Nick looked down, his face dark. ‘I thought maybe you’d say that I should have more self-esteem.’

‘Hell, no, I’m a bad man. I’m out of control—apparently. Why the fuck should I care about you?’

‘This was a bad idea.’ He got up to leave, but Spike held his sleeve.

‘Don’t. Please. I’m sorry. I’m—. I am drunk, in case you didn’t notice, but I’m kinda out of options here.’

Nick sat back down and poured them two more drinks. ‘I do want more than this, but I can’t work out how to get it. Do you know what that’s like?’

Spike laughed but felt tears of self-pity prick at the same time. ‘Yeah. I do. Believe me, I do.’

‘So…. How long since you… broke up…?’

Spike glanced at the clock over the bar. ‘Three hours, but he doesn’t know it yet.’

Nick let out a breath of relief and at Spike’s curious glance mumbled, ‘I was afraid it might be a girl.’

Spike closed his eyes wearily. ‘Nah. I just died for her. ‘S different. This burning will go on interminably.’

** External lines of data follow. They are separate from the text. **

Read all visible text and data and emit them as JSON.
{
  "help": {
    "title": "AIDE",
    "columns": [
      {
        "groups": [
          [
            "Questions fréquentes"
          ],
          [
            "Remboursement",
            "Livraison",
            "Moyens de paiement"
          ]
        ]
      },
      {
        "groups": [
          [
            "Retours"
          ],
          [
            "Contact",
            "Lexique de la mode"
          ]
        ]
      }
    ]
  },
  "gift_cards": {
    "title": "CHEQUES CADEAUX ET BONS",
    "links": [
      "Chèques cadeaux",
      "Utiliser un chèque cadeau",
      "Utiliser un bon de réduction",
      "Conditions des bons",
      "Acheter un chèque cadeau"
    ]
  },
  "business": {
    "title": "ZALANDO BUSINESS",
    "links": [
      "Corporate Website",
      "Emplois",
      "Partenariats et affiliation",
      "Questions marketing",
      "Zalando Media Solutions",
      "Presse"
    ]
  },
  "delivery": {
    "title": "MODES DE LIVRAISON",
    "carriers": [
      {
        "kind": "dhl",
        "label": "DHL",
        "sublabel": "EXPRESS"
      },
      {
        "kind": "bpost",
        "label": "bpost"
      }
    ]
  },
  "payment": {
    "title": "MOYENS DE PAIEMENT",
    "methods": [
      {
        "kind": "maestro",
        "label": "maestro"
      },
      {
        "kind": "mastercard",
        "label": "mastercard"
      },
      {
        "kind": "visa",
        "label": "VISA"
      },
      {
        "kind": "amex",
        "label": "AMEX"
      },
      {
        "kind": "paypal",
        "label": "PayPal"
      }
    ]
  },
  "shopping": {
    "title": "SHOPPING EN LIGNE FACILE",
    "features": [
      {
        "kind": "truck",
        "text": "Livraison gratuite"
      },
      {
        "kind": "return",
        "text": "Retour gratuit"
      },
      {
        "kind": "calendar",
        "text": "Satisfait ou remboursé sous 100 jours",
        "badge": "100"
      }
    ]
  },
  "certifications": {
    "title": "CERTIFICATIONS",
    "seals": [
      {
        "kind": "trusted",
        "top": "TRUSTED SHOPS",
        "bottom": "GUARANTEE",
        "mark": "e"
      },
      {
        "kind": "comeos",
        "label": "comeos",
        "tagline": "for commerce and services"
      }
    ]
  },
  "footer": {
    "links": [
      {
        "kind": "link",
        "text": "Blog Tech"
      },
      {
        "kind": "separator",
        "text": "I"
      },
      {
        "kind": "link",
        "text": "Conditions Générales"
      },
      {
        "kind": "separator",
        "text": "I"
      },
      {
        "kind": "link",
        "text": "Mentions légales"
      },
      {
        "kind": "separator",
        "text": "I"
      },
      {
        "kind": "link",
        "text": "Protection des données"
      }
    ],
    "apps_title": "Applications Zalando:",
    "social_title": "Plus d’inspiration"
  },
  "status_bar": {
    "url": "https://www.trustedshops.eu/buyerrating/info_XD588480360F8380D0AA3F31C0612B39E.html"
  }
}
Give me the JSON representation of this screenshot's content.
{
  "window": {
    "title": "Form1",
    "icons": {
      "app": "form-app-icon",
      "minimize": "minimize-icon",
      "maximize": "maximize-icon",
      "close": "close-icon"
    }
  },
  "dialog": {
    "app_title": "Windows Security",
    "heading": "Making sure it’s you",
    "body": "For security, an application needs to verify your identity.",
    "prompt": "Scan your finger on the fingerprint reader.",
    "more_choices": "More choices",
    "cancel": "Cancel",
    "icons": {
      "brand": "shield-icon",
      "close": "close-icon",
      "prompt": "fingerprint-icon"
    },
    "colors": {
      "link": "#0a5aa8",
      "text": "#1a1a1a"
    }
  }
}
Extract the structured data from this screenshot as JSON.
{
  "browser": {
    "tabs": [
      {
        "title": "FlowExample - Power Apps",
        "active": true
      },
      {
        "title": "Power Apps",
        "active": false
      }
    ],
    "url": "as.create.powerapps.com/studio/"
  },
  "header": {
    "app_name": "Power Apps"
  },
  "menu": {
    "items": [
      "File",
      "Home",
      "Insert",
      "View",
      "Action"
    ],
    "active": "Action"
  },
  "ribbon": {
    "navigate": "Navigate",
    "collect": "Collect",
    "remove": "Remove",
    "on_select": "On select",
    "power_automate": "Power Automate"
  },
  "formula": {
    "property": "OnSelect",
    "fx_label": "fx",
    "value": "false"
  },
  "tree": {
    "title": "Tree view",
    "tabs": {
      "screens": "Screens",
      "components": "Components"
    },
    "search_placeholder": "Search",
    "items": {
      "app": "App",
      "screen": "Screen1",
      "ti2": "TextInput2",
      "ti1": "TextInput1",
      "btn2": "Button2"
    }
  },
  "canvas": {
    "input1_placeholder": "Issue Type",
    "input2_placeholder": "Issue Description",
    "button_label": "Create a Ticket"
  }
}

‘Do you want to talk about it? Him?’

Spike kept his eyes closed but put his hand unerringly on the man’s thigh. ‘What do you think?’

Nick moved his leg away with a nervous glance around the bar. ‘Er… do you have a place?’

Spike suddenly brightened. ‘Actually, I do. Yeah, I do. My own place. Come on….’ He ruined his big exit by falling off the stool when he misjudged the distance to the floor, but swept up the rest of the bottle without spilling a drop. Triumphantly, he took a hold on Nick’s jacket and pulled him toward the door.